Battery Point

One of Hobart’s most fascinating neighbourhoods is Battery Point. It’s also one of the most historic, having been around since the first decade of the nineteenth century.

Battery Point lies just south of Hobart’s waterfront. To the northwest, it borders Parliament Square, Saint Davids Park and Salamanca Place. The suburb’s eastern border is the shoreline and to the south it extends to Quayle Street.

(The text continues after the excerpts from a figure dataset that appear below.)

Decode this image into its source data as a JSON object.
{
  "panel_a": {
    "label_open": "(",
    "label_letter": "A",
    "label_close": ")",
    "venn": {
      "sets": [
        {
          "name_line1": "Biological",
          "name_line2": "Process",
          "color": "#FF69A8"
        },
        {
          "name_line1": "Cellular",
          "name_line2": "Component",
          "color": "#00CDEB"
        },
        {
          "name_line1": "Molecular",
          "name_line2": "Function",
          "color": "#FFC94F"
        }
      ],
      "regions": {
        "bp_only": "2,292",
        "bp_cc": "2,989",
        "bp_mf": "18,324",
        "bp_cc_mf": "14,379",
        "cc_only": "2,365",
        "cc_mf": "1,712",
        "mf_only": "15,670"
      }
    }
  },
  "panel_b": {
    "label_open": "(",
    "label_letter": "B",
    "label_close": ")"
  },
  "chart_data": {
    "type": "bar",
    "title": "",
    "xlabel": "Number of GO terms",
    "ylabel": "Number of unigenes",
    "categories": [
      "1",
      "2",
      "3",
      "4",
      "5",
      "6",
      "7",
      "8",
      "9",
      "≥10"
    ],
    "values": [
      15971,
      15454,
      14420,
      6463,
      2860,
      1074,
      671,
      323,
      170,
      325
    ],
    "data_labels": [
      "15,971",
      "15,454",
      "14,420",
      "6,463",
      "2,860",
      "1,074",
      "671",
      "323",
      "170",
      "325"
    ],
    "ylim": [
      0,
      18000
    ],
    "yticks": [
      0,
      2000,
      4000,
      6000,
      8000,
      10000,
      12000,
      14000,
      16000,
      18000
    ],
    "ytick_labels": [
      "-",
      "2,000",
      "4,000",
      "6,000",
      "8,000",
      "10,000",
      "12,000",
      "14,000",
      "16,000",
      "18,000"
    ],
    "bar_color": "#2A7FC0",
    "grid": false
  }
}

Today Battery Point is a very upmarket neighbourhood and its residents live a genteel lifestyle. After all, the first European person to settle here was the fledgling penal colony’s first chaplain, the Rev. Robert Knopwood, who began to build his house in 1805 just south of the colony’s burial ground near the area’s northern slopes and soon established a small farm. He had generally friendly relations with the original inhabitants of the area, the semi-nomadic Mouheneener people, who would come to visit his farm. In 1811, more land grants were given to free settlers and within three years there were several established farms here.

The name Battery Point refers to a gun battery that used to be located towards the southern end of the point. It was built in 1818 and called the Musgrave Battery. It had earth ramparts and cannons that came from a ship. The battery was supposed to act as a means of defence and soldiers manned it day and night. This doesn’t mean it was very effective, though: On the night of 27 February 1819, thirteen convicts stole a ship called the Young Lachlan and sailed it right past Battery Point and all the way to Java.

The Rev. Knopwood subdivided his land in 1824 and the merchants moved in, building themselves lovely mansions. One of these was Narryna, which today houses the Narryna Heritage Museum in Hampden Road. The merchants also built large warehouses along New Wharf, which was where Salamanca Place is today. Some of these warehouses still stand. Other Battery Point landmarks that date from this time and that you can still visit, are Parliament House, which used to be the old Customs House; St. George’s Anglican Church in Cromwell Street; the houses around Arthur Circus and Kelly’s Steps, which were built in 1839 to link Salamanca Place and Kelly Street.

Life in Battery Point was good and the neighbourhood became a very important whaling port. Of course, with ports come the seedier aspects of life and by 1858 there were eleven pubs in the area, not to mention the houses of ill repute in South Street.

When the whaling industry crashed in the late nineteenth century, other industries such as shipbuilding moved in. In 1908, the Queen Alexandra Hospital for Women officially opened and it was here, in 1909, that Hollywood superstar Errol Flynn was born. The hospital doesn’t exist at the site anymore.

The Great Depression left its mark and Battery Point was soon regarded as a run-down neighborhood. By the 1950s and 1960s, students had moved in and gave the area a Bohemian atmosphere. Gentrification began in the 1970s and today Battery Point is a must on Hobart’s tourist trail.